Sarvam AI’s STT is trained on code-switching audio, sentences that mix Hindi and English within a single utterance. The LLM receives the mixed-language transcript and replies in the language of the user’s most recent message. Both layers must support code-switching independently.

What does it cost to run a one-minute session?

Cascade: approximately Rs. 2.17/min (STT Rs. 0.17 + LLM Rs. 1.07 + TTS Rs. 0.93). S2S with OpenAI gpt-realtime-2: approximately Rs. 12.49/min. At scale, cascade is the financially sustainable default.

Why Do We Choose Cascade Over OpenAI Realtime?

We chose Cascade because it is more reliable for multilingual task execution.
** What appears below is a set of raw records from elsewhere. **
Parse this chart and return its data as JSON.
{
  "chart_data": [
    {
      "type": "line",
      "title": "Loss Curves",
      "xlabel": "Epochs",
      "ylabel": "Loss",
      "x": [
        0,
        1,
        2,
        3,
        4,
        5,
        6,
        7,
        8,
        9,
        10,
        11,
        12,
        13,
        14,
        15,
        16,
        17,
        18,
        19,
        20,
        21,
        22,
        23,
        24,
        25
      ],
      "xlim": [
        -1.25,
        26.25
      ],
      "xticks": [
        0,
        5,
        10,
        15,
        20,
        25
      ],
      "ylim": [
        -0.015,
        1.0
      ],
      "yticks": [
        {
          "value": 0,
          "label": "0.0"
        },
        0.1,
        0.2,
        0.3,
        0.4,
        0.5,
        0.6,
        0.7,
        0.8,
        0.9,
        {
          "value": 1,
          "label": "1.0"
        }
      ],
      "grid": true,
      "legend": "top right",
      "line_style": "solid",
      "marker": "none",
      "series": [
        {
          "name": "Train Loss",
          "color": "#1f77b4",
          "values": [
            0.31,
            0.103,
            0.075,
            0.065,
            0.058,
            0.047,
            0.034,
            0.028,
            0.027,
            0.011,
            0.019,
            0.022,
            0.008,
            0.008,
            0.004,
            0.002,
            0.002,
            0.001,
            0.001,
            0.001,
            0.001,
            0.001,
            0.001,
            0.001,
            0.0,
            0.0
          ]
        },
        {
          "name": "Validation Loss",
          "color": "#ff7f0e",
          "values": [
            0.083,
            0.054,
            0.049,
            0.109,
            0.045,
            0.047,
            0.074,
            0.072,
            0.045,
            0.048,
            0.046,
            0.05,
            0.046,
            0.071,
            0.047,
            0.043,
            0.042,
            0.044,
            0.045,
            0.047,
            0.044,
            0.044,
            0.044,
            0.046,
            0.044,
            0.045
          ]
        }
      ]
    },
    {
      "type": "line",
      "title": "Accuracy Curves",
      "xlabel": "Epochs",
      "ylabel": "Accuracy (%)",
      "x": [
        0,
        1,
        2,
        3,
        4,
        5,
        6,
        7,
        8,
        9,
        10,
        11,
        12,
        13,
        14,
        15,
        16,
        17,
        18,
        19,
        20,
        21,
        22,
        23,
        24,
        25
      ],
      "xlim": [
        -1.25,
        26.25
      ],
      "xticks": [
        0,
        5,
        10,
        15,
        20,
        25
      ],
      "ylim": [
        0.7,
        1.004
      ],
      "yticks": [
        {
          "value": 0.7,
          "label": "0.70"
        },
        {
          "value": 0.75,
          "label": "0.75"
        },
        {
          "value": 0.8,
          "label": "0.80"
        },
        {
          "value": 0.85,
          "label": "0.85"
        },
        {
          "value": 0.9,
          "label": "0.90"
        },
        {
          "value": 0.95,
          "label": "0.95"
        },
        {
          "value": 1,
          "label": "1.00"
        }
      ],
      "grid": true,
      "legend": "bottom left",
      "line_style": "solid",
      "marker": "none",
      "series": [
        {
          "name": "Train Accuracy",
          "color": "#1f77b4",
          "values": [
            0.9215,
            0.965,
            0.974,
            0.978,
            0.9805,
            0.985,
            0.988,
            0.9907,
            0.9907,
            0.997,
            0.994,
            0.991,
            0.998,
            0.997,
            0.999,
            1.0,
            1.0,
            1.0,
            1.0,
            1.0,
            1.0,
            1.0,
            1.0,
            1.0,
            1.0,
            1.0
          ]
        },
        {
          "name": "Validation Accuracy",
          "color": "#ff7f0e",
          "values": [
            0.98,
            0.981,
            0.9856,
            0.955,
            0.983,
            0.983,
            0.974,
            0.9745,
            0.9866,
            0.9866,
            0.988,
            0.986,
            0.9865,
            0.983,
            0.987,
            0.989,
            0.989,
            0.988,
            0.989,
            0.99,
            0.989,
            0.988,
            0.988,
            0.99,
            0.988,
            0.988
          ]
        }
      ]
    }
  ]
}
OpenAI Realtime feels faster, but during testing, it sometimes gave incorrect answers, switched languages, and made grammatical mistakes in Hindi/Marathi. Cascade was slightly slower, but it gave more accurate, consistent, and trustworthy responses for English, Hindi, Marathi, and Hinglish. For this project, correct task creation matters more than a 1-second speed gain

Which STT Works Best for Hindi, Hinglish, and Marathi?

Sarvam STT works best for Hindi, Hinglish, and Marathi.

Deepgram was very fast for English, but it failed or performed poorly for Indic and mixed-language speech. Sarvam was slower, but it handled Hindi, Marathi, and Hinglish much better, which makes it the better choice for this voice agent.

What Does a Production Multilingual Voice Pipeline Actually Cost?

The current preferred production pipeline is:

Sarvam STT → Gemini 3.1 Flash-Lite → Sarvam TTS

The Sarvam AI cascade conversation costs around ₹2 per minute. This is cheaper than OpenAI Realtime, which was noted as around 5x higher cost per minute. So, for a multilingual Indian voice assistant, Cascade is the more cost-effective production choice.